B&T’s favourite opinionated columnist Robert Strohfeldt from Strohfeldt Consulting has penned his final piece in a four-part series on the existential threats to adland, starting with Identity, then progressing to cover Credibility and Competition. Today, he explores the issue of remuneration.
The vast majority of people working in the industry love what they do – something never to be taken for granted. Every research study conducted into the primary reason for people changing jobs is surprisingly not for money. It is for job satisfaction.
Another of the changes I have seen over 30 years is the drop in salaries across the board for every role in agencies. This is not unique to advertising; wage growth has been stagnant for some time. But compare 2016 to 1983 and all agency jobs pay far less in real terms than the wages stagnation we have witnessed since the GFC.
The simple reason is that advertising agencies are nowhere near as profitable as they once were. But agency remuneration structure, though highly rewarding at the time, had an inherent weakness that the digital world has glaringly exposed.
There used to be a saying ‘Media Means Money’ – an agency was paid 10 per cent commission on the media expenditure, which was limited to mainstream, and a 7.5 per cent service fee on top of that plus production (print and electronic) charges – in some cases head hours for jobs outside of creating and producing ads.
Head hours was seen as a mug’s game, not particularly profitable and as a colleague once said “Only prostitutes and lawyers charge by the hour”.
Though the revenue stream was fabulous, we were in fact “giving away” the thinking and making money on commissions and the production.
Advertising agencies were originally “advertising agents” – as mentioned in the article on ‘Credibility‘; advertising agents bought press space for as little as possible and sold it to clients for as much as possible.
Essentially, they were retailers of press space, as opposed to providers of advice i.e. what is most beneficial for you (the client), as opposed to me (the vendor) was not how the system worked. Walk into any retailer today and ask, “Is this product any good?” I seriously doubt you will get the response, “It is a piece of shit”.
If a better option is recommended, even if it is the same price or cheaper than the original product enquired about, it will be because the margin is greater i.e. the benefit is always going to favour the retailer.
When creative was added to the service, the revenue came from the production and printing. But the really valuable stuff, the thinking, was literally given away for free.
In many ways, our industry still operates in a similar manner, that is, we give away the most valuable component of the overall service we provide and charge for superficial crap. Rather than solve problems, our industry became trapped into a system where revenue was only generated if media was bought and ads were produced.
Yes, there has been a shift to fee-based remuneration, but it is still biased towards making or booking something. For all the jokes made about lawyers, the bastards know how to bill – they bill in six minute increments. Yes, 10 to the hour and how they keep track of that is anyone guess. They have prostitutes covered there (both male and female). Even they wouldn’t have the gall to bill you for the time it takes to get undressed.

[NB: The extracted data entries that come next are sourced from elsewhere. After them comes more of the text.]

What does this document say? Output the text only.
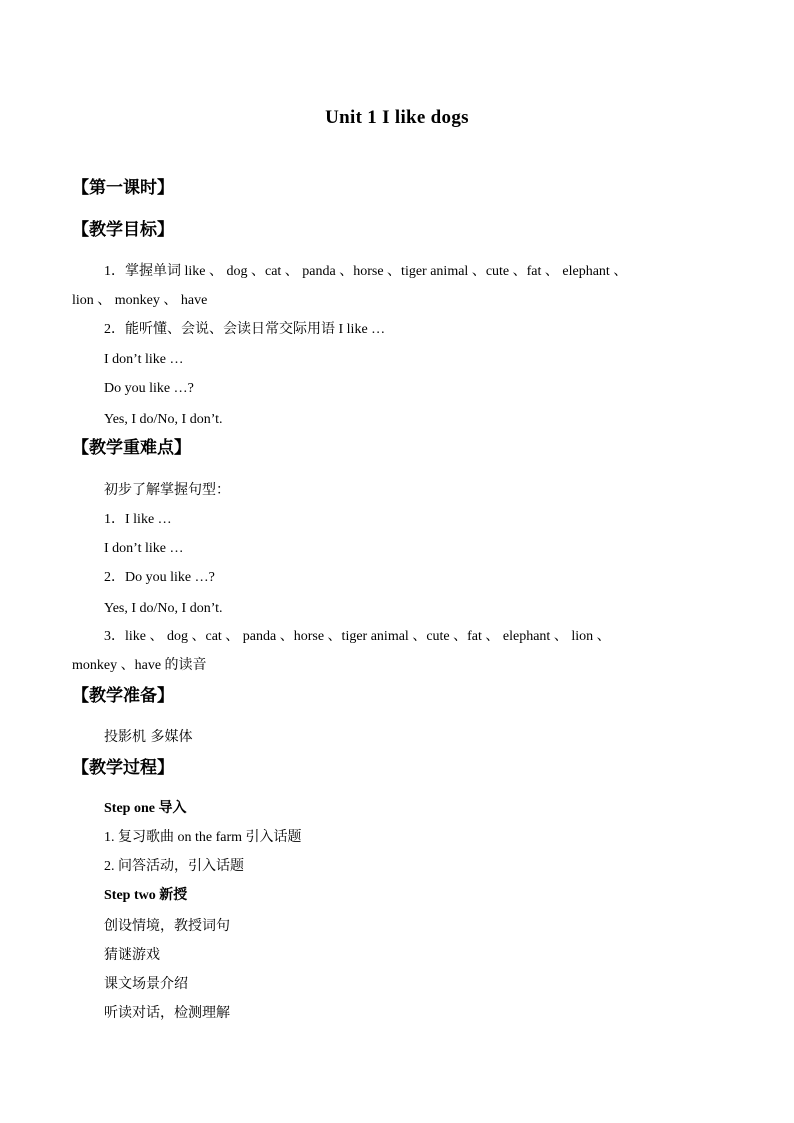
Unit 1 I like dogs
【第一课时】
【教学目标】
1．掌握单词 like 、 dog 、cat 、 panda 、horse 、tiger animal 、cute 、fat 、 elephant 、
lion 、 monkey 、 have
2．能听懂、会说、会读日常交际用语 I like …
I don’t like …
Do you like …?
Yes, I do/No, I don’t.
【教学重难点】
初步了解掌握句型：
1．I like …
I don’t like …
2．Do you like …?
Yes, I do/No, I don’t.
3．like 、 dog 、cat 、 panda 、horse 、tiger animal 、cute 、fat 、 elephant 、 lion 、
monkey 、have 的读音
【教学准备】
投影机 多媒体
【教学过程】
Step one 导入
1. 复习歌曲 on the farm 引入话题
2. 问答活动，引入话题
Step two 新授
创设情境，教授词句
猜谜游戏
课文场景介绍
听读对话，检测理解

Lawyers also have the advantage of hundreds of bright young things all prepared to pretty much sell their souls to make equity partner. And to make equity partner, you firstly need a record of producing loads of billable hours. Very profitable having hundreds of minions, who you pay $2.50 an hour and charge out at $300 an hour. (Not quite $2.50, but the variance between what the bulk of associates are paid and the amount they are billed out for makes the three times head hours cost formula look like chump change.)

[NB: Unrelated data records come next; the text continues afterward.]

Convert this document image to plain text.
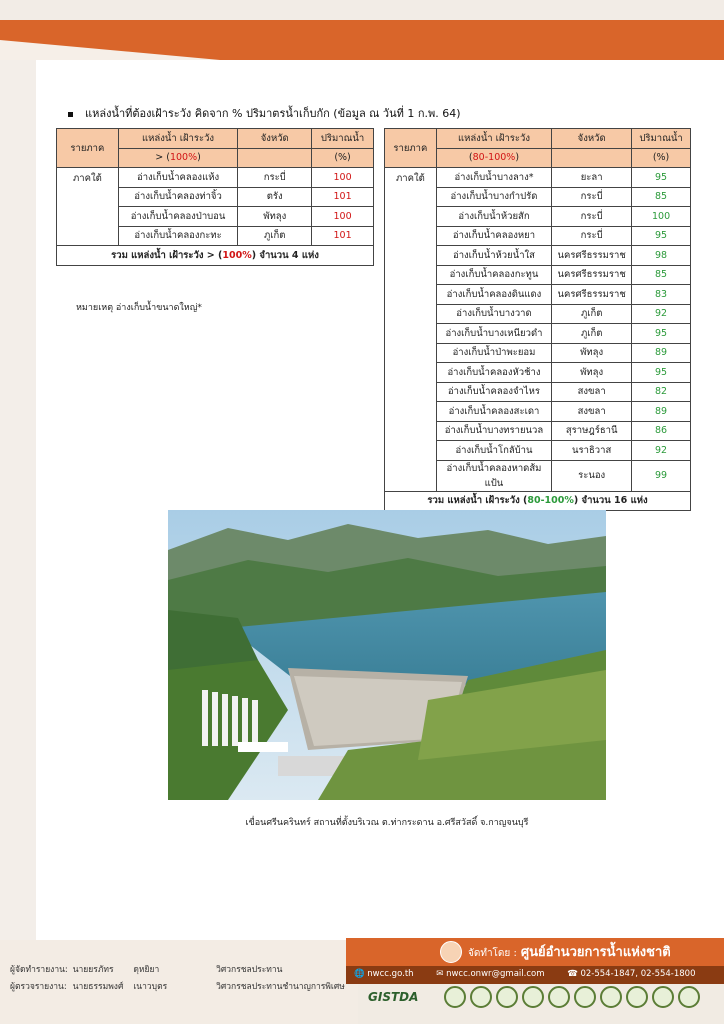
แหล่งน้ำที่ต้องเฝ้าระวัง คิดจาก % ปริมาตรน้ำเก็บกัก (ข้อมูล ณ วันที่ 1 ก.พ. 64)
รายภาค	แหล่งน้ำ เฝ้าระวัง	จังหวัด	ปริมาณน้ำ
	> (100%)		(%)
ภาคใต้	อ่างเก็บน้ำคลองแห้ง	กระบี่	100
	อ่างเก็บน้ำคลองท่าจิ้ว	ตรัง	101
	อ่างเก็บน้ำคลองป่าบอน	พัทลุง	100
	อ่างเก็บน้ำคลองกะทะ	ภูเก็ต	101
รวม แหล่งน้ำ เฝ้าระวัง > (100%) จำนวน 4 แห่ง			
รายภาค	แหล่งน้ำ เฝ้าระวัง	จังหวัด	ปริมาณน้ำ
	(80-100%)		(%)
ภาคใต้	อ่างเก็บน้ำบางลาง*	ยะลา	95
	อ่างเก็บน้ำบางกำปรัด	กระบี่	85
	อ่างเก็บน้ำห้วยสัก	กระบี่	100
	อ่างเก็บน้ำคลองหยา	กระบี่	95
	อ่างเก็บน้ำห้วยน้ำใส	นครศรีธรรมราช	98
	อ่างเก็บน้ำคลองกะทูน	นครศรีธรรมราช	85
	อ่างเก็บน้ำคลองดินแดง	นครศรีธรรมราช	83
	อ่างเก็บน้ำบางวาด	ภูเก็ต	92
	อ่างเก็บน้ำบางเหนียวดำ	ภูเก็ต	95
	อ่างเก็บน้ำป่าพะยอม	พัทลุง	89
	อ่างเก็บน้ำคลองหัวช้าง	พัทลุง	95
	อ่างเก็บน้ำคลองจำไหร	สงขลา	82
	อ่างเก็บน้ำคลองสะเดา	สงขลา	89
	อ่างเก็บน้ำบางทรายนวล	สุราษฎร์ธานี	86
	อ่างเก็บน้ำโกลับ้าน	นราธิวาส	92
	อ่างเก็บน้ำคลองหาดส้มแป้น	ระนอง	99
รวม แหล่งน้ำ เฝ้าระวัง (80-100%) จำนวน 16 แห่ง			
หมายเหตุ อ่างเก็บน้ำขนาดใหญ่*
เขื่อนศรีนครินทร์ สถานที่ตั้งบริเวณ ต.ท่ากระดาน อ.ศรีสวัสดิ์ จ.กาญจนบุรี
จัดทำโดย : ศูนย์อำนวยการน้ำแห่งชาติ
🌐 nwcc.go.th	✉ nwcc.onwr@gmail.com	☎ 02-554-1847, 02-554-1800
ผู้จัดทำรายงาน: นายยรภัทร ดุหยิยา	วิศวกรชลประทาน
ผู้ตรวจรายงาน: นายธรรมพงศ์ เนาวบุตร	วิศวกรชลประทานชำนาญการพิเศษ
GISTDA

This approach is not only taken by lawyers. Accounting/advisory/management consulting firms all use a similar formula.
Apart from being a very profitable business model, their fee approach ensures they are seen as providers of advice and clients know (or should I say believe) they are paying for objective advice – they are paying for an intangible, which is quite a coup.
History always comes back to bite you on the bum in some way. We want to be seen as providers of advice and yet historically we have used commissions and “making something” as our primary form of billing. As an industry, we have never said “this is the idea and it will cost you $x”.
Of course to ensure the integrity of the idea from concept to finished product, we really need to produce it and that will be $y. But x should always be far greater than y.
In a digital world, with so many different forms or disciplines of communications/persuasion we have the opportunity to shift the billing model and charge for thinking. Ironic that an industry renowned for creativity doesn’t charge for it. Imagine artists giving away their paintings, only making money on marking up canvas, frames and paints, crayons etc.?
In essence, that is what the advertising industry has been doing for over 150 years. All of the fabulous ideas (both creative and media), essentially have been given away for free. And when something is free, you place very little value on it.